Example 1: Distributed Research

# Machine A: SynapticLlamas
from distributed_orchestrator import DistributedOrchestrator

orchestrator = DistributedOrchestrator(
    model="llama3.2",
    enable_collaborative=True,
    flockparser_url="http://10.9.66.45:8765"  # Remote FlockParser
)

result = await orchestrator.run_collaborative(
    "Explain quantum entanglement with citations"
)

Example 2: Multi-Region Setup

# Region 1: US East (SynapticLlamas)
adapter_us = FlockParserAdapter("http://flockparser-us.example.com:8765")

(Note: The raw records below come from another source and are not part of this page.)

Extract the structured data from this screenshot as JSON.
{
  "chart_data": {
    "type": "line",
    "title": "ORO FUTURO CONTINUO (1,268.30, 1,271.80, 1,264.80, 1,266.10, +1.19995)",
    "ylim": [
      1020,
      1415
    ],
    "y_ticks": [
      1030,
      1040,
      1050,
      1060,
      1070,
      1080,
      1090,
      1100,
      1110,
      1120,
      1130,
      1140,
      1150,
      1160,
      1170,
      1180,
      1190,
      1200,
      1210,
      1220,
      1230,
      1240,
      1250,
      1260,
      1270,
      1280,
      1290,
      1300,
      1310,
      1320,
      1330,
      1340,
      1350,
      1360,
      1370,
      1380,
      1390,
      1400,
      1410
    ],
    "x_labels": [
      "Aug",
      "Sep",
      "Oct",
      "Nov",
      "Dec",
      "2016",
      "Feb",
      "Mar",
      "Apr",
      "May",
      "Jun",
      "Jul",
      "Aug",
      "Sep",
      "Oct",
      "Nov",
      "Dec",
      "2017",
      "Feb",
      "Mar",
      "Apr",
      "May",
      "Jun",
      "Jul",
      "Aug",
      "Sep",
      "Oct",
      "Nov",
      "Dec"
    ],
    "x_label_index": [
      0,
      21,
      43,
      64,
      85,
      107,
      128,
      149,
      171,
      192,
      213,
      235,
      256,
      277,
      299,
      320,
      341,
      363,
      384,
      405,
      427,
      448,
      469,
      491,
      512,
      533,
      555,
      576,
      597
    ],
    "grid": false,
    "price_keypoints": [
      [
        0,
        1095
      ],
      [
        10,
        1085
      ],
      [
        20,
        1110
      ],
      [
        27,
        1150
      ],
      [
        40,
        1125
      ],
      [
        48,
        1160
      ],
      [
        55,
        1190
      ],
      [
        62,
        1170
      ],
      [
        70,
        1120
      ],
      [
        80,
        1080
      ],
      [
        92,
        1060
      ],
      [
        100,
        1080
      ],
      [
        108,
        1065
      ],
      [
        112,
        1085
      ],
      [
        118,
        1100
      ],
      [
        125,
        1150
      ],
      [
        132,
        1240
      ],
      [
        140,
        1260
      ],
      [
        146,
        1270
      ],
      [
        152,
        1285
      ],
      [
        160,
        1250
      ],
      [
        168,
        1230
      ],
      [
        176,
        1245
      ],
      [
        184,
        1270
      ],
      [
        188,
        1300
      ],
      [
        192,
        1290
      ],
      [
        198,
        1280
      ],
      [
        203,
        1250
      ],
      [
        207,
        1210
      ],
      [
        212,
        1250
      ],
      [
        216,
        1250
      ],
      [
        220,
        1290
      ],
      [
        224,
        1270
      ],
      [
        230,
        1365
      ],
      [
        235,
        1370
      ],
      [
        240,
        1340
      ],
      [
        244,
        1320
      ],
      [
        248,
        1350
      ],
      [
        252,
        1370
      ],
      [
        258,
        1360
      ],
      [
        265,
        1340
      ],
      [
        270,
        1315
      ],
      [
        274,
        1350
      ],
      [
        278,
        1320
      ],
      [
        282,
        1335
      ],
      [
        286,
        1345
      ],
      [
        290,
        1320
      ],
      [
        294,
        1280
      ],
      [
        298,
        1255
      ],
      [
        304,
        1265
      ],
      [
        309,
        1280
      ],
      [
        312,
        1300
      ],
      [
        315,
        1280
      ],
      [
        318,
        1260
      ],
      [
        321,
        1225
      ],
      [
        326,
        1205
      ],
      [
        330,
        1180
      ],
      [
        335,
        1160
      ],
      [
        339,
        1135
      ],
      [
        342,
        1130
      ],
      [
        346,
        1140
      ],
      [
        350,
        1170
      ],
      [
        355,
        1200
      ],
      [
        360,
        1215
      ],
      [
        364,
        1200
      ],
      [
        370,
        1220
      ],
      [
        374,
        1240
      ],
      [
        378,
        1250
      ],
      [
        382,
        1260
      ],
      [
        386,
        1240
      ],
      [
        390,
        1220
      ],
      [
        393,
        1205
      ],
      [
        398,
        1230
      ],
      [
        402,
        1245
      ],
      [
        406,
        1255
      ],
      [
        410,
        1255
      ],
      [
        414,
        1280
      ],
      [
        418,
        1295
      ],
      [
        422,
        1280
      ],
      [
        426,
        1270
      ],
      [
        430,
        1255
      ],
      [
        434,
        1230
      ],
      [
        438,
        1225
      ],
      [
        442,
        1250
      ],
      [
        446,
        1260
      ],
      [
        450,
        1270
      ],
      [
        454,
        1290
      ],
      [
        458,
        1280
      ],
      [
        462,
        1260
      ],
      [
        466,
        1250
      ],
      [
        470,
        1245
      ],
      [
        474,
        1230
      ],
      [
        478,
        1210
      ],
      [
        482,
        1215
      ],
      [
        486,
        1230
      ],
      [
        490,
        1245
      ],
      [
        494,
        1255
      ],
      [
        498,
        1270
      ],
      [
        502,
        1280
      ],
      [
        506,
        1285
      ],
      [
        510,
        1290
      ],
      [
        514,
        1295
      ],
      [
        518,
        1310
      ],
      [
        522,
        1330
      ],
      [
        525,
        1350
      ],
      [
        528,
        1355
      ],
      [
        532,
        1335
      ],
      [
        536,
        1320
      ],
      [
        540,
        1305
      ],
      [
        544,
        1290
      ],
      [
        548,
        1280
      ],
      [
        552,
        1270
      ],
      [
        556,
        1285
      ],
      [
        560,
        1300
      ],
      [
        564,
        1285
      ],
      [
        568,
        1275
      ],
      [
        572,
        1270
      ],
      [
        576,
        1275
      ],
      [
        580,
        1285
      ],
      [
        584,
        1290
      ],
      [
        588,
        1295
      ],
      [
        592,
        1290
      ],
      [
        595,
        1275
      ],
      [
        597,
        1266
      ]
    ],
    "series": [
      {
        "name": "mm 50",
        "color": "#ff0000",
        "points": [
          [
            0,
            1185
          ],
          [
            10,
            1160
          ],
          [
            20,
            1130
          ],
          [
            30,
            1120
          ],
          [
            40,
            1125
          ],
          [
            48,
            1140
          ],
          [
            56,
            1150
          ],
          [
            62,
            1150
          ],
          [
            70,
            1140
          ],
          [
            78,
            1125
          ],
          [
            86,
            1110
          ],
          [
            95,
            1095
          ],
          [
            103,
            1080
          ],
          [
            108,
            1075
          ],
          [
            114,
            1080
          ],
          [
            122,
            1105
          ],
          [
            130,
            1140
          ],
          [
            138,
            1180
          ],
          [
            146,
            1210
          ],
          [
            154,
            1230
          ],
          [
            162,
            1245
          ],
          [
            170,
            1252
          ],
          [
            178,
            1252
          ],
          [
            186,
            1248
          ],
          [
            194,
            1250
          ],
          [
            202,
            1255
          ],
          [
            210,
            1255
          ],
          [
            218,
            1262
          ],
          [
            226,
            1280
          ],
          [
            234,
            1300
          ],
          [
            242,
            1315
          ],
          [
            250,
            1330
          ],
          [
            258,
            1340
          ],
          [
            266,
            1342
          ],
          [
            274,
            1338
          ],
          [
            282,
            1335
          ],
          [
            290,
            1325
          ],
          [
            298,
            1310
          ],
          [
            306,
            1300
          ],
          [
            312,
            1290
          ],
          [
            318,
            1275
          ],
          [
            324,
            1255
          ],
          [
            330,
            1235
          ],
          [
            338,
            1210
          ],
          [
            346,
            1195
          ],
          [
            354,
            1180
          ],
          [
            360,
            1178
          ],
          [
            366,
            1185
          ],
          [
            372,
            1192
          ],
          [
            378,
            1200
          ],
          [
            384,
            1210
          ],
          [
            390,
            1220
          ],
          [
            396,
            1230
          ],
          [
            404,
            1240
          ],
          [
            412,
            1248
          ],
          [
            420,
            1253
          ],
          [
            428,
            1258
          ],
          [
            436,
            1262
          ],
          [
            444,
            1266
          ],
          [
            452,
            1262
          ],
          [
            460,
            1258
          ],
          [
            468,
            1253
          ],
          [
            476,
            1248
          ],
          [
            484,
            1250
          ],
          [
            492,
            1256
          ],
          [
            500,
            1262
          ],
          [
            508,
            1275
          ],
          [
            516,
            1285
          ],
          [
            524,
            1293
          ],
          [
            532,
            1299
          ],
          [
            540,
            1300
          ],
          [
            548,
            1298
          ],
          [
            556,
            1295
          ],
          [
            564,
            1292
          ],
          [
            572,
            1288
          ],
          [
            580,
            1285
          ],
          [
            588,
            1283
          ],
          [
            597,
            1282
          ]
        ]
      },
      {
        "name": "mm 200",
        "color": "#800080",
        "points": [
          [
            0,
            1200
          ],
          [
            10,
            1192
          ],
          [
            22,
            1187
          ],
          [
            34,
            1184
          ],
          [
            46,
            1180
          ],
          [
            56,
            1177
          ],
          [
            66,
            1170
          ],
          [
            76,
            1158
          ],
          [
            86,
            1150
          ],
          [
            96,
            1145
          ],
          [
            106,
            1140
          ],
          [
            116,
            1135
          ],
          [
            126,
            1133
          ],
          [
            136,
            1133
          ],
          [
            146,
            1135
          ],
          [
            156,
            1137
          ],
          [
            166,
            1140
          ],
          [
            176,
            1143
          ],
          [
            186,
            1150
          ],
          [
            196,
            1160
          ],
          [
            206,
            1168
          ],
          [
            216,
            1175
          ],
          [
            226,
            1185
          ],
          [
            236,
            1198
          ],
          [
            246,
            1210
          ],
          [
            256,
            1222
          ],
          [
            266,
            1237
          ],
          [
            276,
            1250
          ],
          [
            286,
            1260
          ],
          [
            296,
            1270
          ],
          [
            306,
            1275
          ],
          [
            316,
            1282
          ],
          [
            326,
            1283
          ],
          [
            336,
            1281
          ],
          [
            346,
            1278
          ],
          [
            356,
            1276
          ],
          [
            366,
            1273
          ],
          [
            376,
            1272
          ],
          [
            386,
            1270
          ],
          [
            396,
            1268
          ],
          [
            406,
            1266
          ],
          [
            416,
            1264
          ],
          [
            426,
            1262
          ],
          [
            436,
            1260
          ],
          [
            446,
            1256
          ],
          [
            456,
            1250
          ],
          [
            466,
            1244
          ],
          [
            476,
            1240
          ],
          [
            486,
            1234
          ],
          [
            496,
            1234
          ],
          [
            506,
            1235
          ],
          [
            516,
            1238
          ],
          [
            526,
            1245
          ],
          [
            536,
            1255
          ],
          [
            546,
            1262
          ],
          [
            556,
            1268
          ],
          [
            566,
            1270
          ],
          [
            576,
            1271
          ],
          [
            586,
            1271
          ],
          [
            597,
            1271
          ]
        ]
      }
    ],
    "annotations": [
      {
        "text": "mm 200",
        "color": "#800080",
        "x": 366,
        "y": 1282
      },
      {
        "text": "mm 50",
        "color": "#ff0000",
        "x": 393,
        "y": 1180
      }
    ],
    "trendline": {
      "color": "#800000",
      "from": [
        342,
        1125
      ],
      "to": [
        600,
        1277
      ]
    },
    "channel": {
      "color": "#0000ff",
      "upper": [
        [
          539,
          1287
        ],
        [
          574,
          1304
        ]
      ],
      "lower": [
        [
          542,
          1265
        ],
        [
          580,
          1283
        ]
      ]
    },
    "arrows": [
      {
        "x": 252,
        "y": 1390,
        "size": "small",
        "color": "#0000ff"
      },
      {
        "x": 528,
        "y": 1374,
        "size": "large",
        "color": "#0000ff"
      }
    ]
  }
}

# Region 2: EU West (SynapticLlamas)
adapter_eu = FlockParserAdapter("http://flockparser-eu.example.com:8765")

# Load balancing between regions
adapters = [adapter_us, adapter_eu]
current_adapter = random.choice(adapters)
results = current_adapter.query_documents(query)

Files Modified

New Files Created

  1. /home/joker/FlockParser/flockparser_api_server.py

    • FastAPI HTTP server
    • Endpoints: /health, /stats, /query, /documents, /chunk/{id}
    • CORS enabled for remote access
  2. /home/joker/SynapticLlamas/test_remote_flockparser.py

    • Test script for both local and remote modes
    • Usage: python test_remote_flockparser.py [api_url]

Modified Files

  1. /home/joker/SynapticLlamas/flockparser_adapter.py
    • Added remote_mode detection
    • New methods: _check_availability(), _query_remote(), _query_local()
    • Updated: __init__(), query_documents(), get_statistics(), _count_documents()

Summary

Remote FlockParser access implemented

  • SynapticLlamas can run on separate machine from FlockParser
  • HTTP API provides document query capabilities
  • Automatic mode detection (local vs remote)
  • Compatible with existing FlockParser JSON storage
  • No re-indexing required

Usage:

# Local
adapter = FlockParserAdapter("/home/joker/FlockParser")

# Remote
adapter = FlockParserAdapter("http://remote-host:8765")

Both modes support identical API - just change the path!